[1995/5]
Beste lezers,
‘Ik doe het voor het enige dat groter is dan ik en groter dan wij allemaal,’ zei ze. ‘Ik doe het voor de dans.’ Dit citaat uit Peter Høegs Nachtvertellingen zet meteen de toon van een DWB-aflevering die aan de dans wordt gewijd. Meg Stuart staat daarbij centraal. Haar nog beperkte reeks eigenzinnige choreografieën wordt door Rudi Laermans - samen met Johan Reyniers gastredacteur van dit nummer - beschouwd als een binnenstebuiten keren van de schone schijn van de gangbare danskunst. Meg Stuart ontmantelt de harmonieuze, vloeibare beweging, analyseert de tics van het menselijk lichaam, laat geïsoleerde ledematen zinloze gebaren maken, confronteert de kijker met zijn kijkhouding. Haar voorstellingen zijn gênant; ze laat ontregelde lichamen rare dingen doen. Patrick de Spiegelaere maakte er foto's van en Pieter T'Jonck schrijft combattief dat Meg Stuart een gelukkige uitzondering is in de dans na Steve Paxton, omdat ze van gefragmenteerde lichamen opnieuw krachtige assemblages maakt.
Het is uiteraard niet toevallig dat deze DWB-aflevering wordt voorgesteld in de marge van het Klapstuk-dansfestival te Leuven, waar de nieuwe choreografie van Meg Stuart, No One is Watching, zijn Belgische première beleeft.

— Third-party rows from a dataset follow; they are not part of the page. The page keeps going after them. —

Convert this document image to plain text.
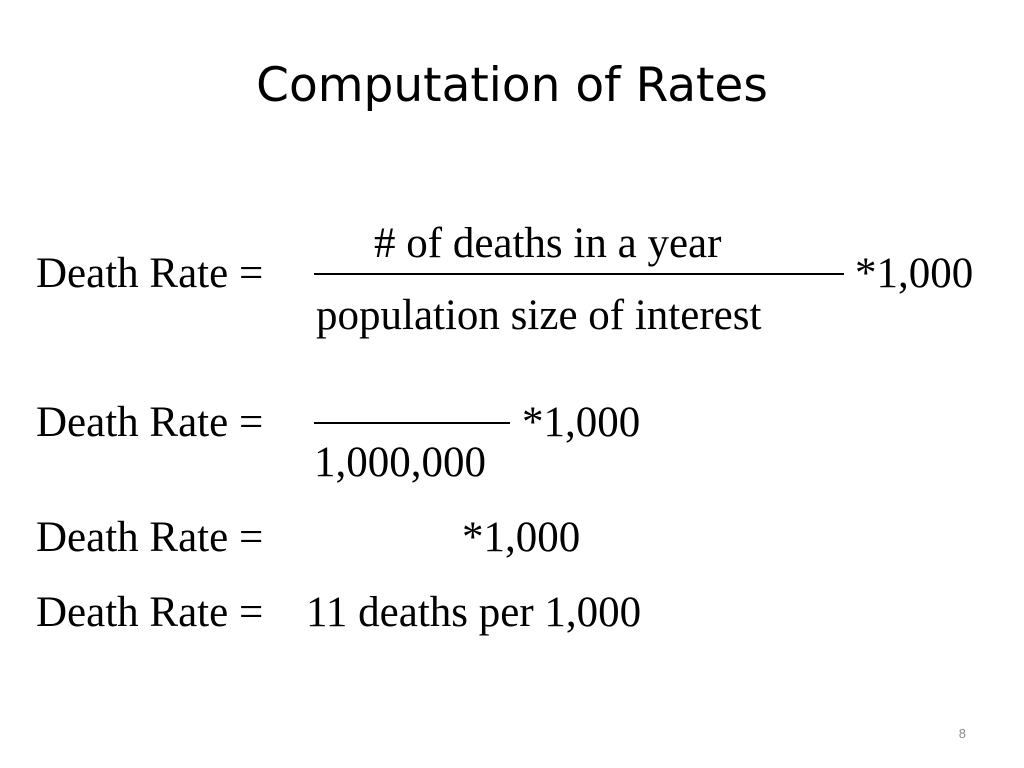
Computation of Rates
Death Rate =
# of deaths in a year
population size of interest
*1,000
Death Rate =
1,000,000
*1,000
Death Rate =	*1,000
Death Rate = 11 deaths per 1,000
8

In maart 1994 besliste ze overigens om van Brussel haar thuisbasis te maken, om meer nog dan vroeger contact te hebben met beroemde Vlaamse choreografen als Anne Teresa de Keersmaeker en Wim Vandekeybus, en met de mensen van Klapstuk, die haar al in 1991 van New York naar Leuven brachten.